Ainsi qu'il a été exposé précédemment, l'Autorité estime que les facteurs ayant conduit France Télécom à pratiquer des tarifs d'éviction à ces deux niveaux n'ont pas disparu, et pourraient même être favorisés par la réintégration de Wanadoo au sein de France Télécom. France Télécom est ainsi en mesure de réduire l'espace économique laissé à ses concurrents, de façon d'une part à renforcer sa position sur le marché des offres de gros livrées au niveau national, afin de contrôler une part plus importante de la chaîne de valeur et d'autre part à évincer ou à réduire l'extension géographique des offres fondées sur le dégroupage, en ce qu'elles constituent une menace stratégique de moyen et de long termes.
Or les opérateurs concurrents de France Télécom ont investi et continuent d'investir de manière importante dans des réseaux concurrents de ceux de l'opérateur historique ; notamment les investissements annuels d'un opérateur dans le dégroupage sont de l'ordre de 100 à 150 millions d'euros (38). Dans le même temps, les tarifs de détail du haut débit sont, début 2005, parmi les moins élevés d'Europe, et les marges sont donc faibles.
La puissance de marché globale de France Télécom, liée notamment à sa maîtrise quasi exclusive des accès bas débit, d'une majorité des accès haut débit et de la quasi intégralité des paires de cuivre lui permettrait, si elle le souhaitait, de pratiquer des tarifs susceptibles d'évincer ses concurrents. De tels comportements ont été constatés dans le passé. Ainsi, le marché du dégroupage a été quasiment fermé par France Télécom entre début 2001 et mi-2002, jusqu'à la modification des tarifs du dégroupage imposée par la décision n° 2002-323 de l'Autorité en date du 16 avril 2002, et le marché des offres livrées au niveau régional a été fermé par des comportements d'éviction de France Télécom entre 2001 et début 2004, tel que décrit ci-avant.
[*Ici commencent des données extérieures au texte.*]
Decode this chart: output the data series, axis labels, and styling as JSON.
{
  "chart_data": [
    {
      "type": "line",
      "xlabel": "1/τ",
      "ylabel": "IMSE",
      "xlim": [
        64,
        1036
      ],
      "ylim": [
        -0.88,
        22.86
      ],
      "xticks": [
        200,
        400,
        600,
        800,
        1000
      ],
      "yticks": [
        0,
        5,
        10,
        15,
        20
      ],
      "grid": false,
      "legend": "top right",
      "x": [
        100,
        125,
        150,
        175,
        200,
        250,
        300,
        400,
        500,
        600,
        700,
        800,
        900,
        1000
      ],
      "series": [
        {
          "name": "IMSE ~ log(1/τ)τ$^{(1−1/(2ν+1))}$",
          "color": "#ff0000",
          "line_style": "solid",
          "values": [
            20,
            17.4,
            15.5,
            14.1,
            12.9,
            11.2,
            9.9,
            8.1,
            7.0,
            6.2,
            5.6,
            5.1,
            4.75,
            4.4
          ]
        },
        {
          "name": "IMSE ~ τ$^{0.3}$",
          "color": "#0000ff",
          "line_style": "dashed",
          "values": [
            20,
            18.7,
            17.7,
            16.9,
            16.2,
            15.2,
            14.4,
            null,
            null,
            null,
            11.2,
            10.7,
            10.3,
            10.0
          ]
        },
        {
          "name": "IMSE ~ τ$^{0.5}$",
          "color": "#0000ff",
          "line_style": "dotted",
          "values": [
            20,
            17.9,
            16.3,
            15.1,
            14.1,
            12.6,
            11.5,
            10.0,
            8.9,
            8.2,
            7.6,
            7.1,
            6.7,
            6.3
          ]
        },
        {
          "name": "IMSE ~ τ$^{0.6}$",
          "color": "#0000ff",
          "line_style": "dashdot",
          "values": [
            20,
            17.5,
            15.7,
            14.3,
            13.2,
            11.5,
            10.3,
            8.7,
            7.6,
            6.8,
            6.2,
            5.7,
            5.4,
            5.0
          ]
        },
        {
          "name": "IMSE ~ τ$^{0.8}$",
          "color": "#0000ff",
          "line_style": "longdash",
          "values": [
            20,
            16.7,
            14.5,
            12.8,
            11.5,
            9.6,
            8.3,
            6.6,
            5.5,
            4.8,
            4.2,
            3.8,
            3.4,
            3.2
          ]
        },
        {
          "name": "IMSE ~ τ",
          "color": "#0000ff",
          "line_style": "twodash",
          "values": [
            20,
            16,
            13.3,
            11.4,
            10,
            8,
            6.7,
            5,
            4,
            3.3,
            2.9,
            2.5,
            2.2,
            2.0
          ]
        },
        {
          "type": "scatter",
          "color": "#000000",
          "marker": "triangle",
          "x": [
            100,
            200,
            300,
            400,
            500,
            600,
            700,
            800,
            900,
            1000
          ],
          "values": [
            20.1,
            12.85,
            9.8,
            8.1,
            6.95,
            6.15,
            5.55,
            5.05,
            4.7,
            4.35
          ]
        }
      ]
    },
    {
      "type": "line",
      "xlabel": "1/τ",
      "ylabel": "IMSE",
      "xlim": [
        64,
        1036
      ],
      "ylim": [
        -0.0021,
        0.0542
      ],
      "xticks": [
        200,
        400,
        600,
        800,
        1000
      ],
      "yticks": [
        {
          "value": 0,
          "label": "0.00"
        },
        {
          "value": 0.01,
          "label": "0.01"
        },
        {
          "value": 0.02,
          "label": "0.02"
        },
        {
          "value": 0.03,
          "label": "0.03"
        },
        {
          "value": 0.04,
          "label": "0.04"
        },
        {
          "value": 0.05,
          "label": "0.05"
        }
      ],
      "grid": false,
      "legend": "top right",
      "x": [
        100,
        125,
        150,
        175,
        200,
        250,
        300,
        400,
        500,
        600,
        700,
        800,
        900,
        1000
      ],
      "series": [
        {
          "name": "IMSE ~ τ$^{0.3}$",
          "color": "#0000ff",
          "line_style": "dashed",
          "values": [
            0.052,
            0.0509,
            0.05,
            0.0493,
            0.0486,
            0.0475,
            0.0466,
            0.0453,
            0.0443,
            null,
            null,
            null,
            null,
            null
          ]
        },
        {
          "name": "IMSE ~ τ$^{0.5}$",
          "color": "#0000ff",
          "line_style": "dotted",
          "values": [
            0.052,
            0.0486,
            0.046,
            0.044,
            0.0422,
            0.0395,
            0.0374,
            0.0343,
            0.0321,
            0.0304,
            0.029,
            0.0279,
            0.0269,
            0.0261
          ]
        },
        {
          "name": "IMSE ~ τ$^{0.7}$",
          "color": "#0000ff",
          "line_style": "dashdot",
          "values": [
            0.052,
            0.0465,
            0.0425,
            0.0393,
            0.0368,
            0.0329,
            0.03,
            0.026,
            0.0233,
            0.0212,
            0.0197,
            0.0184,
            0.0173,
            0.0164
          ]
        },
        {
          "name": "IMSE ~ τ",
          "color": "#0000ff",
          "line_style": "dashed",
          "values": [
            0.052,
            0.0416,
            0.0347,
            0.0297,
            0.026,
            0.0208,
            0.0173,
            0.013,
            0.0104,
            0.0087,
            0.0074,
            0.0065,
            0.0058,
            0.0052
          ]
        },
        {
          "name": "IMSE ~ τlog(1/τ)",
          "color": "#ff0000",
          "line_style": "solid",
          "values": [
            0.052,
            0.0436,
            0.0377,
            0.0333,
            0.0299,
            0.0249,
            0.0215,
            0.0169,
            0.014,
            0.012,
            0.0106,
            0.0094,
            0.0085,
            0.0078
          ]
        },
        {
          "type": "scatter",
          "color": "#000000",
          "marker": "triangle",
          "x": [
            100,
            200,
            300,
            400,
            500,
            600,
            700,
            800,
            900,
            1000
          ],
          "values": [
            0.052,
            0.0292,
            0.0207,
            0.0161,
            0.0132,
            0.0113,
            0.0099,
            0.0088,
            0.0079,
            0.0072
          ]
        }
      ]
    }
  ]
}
Compte tenu du développement du marché et des enjeux liés à la poursuite du développement de la concurrence, et notamment l'extension géographique des réseaux de collecte des opérateurs alternatifs leur permettant d'accéder au dégroupage et au plus bas niveau de livraison des offres livrées au niveau régional, l'Autorité estime justifié d'imposer à France Télécom l'obligation de ne pas pratiquer des tarifs d'éviction sur le marché des offres large bande livrées au niveau national, conformément à l'article L. 38-I (4°) du code des postes et des communications électroniques.
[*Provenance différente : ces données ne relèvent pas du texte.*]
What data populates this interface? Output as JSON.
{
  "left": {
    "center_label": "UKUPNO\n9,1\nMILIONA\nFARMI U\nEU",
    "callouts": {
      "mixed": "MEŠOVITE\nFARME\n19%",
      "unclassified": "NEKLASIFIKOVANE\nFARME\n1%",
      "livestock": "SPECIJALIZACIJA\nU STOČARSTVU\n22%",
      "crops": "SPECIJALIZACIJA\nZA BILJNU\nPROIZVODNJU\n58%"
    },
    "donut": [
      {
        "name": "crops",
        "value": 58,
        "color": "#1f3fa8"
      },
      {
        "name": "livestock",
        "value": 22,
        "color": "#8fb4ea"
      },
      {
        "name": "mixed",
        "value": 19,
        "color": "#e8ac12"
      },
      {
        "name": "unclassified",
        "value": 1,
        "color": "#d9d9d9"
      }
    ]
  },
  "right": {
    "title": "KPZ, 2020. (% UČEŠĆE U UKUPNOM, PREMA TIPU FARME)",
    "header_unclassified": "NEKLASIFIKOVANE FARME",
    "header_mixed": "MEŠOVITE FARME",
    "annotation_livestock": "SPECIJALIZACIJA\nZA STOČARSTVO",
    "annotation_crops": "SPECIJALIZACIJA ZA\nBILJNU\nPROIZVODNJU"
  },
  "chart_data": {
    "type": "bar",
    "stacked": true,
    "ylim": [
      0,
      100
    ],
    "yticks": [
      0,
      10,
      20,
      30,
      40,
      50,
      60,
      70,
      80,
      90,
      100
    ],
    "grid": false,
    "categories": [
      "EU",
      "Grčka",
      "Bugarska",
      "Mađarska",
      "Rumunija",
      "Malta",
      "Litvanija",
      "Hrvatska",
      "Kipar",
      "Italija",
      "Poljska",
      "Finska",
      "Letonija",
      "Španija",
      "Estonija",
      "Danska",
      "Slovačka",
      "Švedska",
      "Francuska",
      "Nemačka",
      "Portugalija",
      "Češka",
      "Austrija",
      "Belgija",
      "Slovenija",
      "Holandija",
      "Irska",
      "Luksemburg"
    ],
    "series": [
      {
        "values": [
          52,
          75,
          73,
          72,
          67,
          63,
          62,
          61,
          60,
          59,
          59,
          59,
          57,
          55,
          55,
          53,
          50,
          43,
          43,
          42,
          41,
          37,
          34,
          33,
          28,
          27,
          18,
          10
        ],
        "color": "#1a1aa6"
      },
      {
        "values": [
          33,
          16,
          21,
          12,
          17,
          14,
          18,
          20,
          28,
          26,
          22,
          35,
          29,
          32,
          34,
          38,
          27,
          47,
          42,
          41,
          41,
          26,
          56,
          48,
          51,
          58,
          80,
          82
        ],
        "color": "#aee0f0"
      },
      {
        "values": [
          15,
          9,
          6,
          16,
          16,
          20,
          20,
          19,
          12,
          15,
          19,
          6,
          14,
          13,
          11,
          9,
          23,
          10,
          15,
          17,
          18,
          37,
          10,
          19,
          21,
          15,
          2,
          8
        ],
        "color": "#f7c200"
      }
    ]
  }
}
Cette obligation, qui vient alléger le dispositif précédemment en vigueur d'homologation préalable des tarifs, est, en l'absence de mesure moins contraignante ayant le même but, proportionnée aux objectifs fixés à l'article L. 32-1 (II) du code des postes et des communications électroniques, et, en particulier, « à l'exercice au bénéfice des utilisateurs d'une concurrence effective et loyale entre les exploitants de réseau et les fournisseurs de services de communications électroniques », et à « l'égalité des conditions de concurrence ».